MARKET-STATE vs. SHARIA-STATE ?
The central hypothesis of Philip Bobbit’t’s The Shield of Achilles is that there has been an evolution in constitutional states driven by the dynamic interplay of law, strategy and history. Furthermore, accordng to Bobbitt, the era of the sovereign nation-state is passing away due to ( I reify here for brevity’s sake):
1. The Moral Claim of Human Rights
2. Nuclear Weapon proliferation
3. Rise of global and transnational threats
4. Globalization of liberal capitalist economic model
5. Rise of the global communications network
Emerging is a new constitutional form that Bobbitt calls “ The Market-State“, dedicated to ” maximizing the opportunities for its people”. For a lengthier examination of The Shield of Achilles and the ideas of Bobbitt, check out Josh Manchester’s post at The Adventures of Chester.
Using Bobbitt’s definition, should the Old and New Core manage to harmonize their rule-sets on security and transactional effciency, the entire Core could be an incipent market-state. These market-states are seemingly purer, more open-dended network structures than nation-states as Bobbitt classifies the broader Islamist, jihadi, insurgency as a market-state:
“This network, of which Al Qaeda is only a part, greatly resembles a multinational corporation but that is simply to say that it is a market-state, made possible by advances in international telecommunications and transit, rapid computation and weapons of mass destruction.” (p.820)
I have to disagree. While al Qaida and the greater Islamist-Salafi-Jihadi network of radicals and terrorists exist in this fluid, “market-state” form described by Bobbitt, the state is transient and tactical. It is quite clear from both by example and by public declarations that the Islamists have an entirely different and comprehensive alternative social contract in mind – The Sharia-State – which when they control territory they refer to as an ” Emirate” or as a “Caliphate” ( the former exemplified by Taliban-ruled Afghanistan and the latter entity encompassing the entire future territorial extent of the Ummah).

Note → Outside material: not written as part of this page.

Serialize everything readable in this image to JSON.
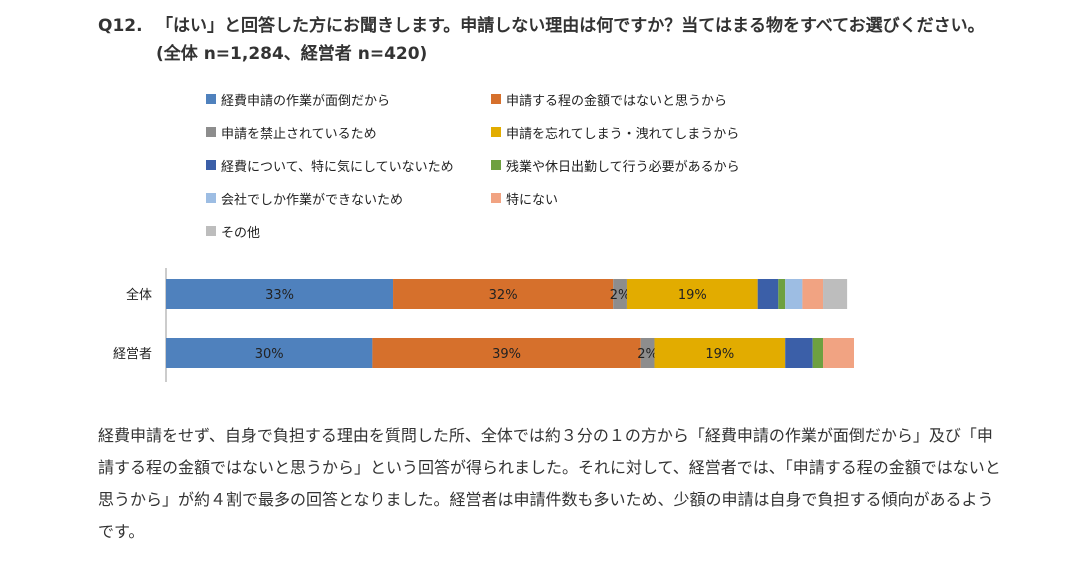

A sharia-state would begin by rejecting outright the above points 1 and 4 as these secular concepts clash with longstanding interpretations of Islamic Law and the rulers would also be compelled ideologically to severely restrict the operation of point 5. In fact, all of this occurs already in sharia-influenced nation-states like Iran and Saudi Arabia so we need only extrapolate to imagine an al Qaida Arabia or a Jihadi Egypt. The sharia to hard-core salafis is meant not as a guide but a set of divine regulations – and substantially regulations of a political nature – though competing schools of Islamic jurisprudence differ on the meaning and extent of particular interpretations.
In other words, the fundamental preconditions for a market-state would be intolerable to a sharia-state making the latter a deadly 4GW rival of the former and not, as Bobbitt maintained, a variation.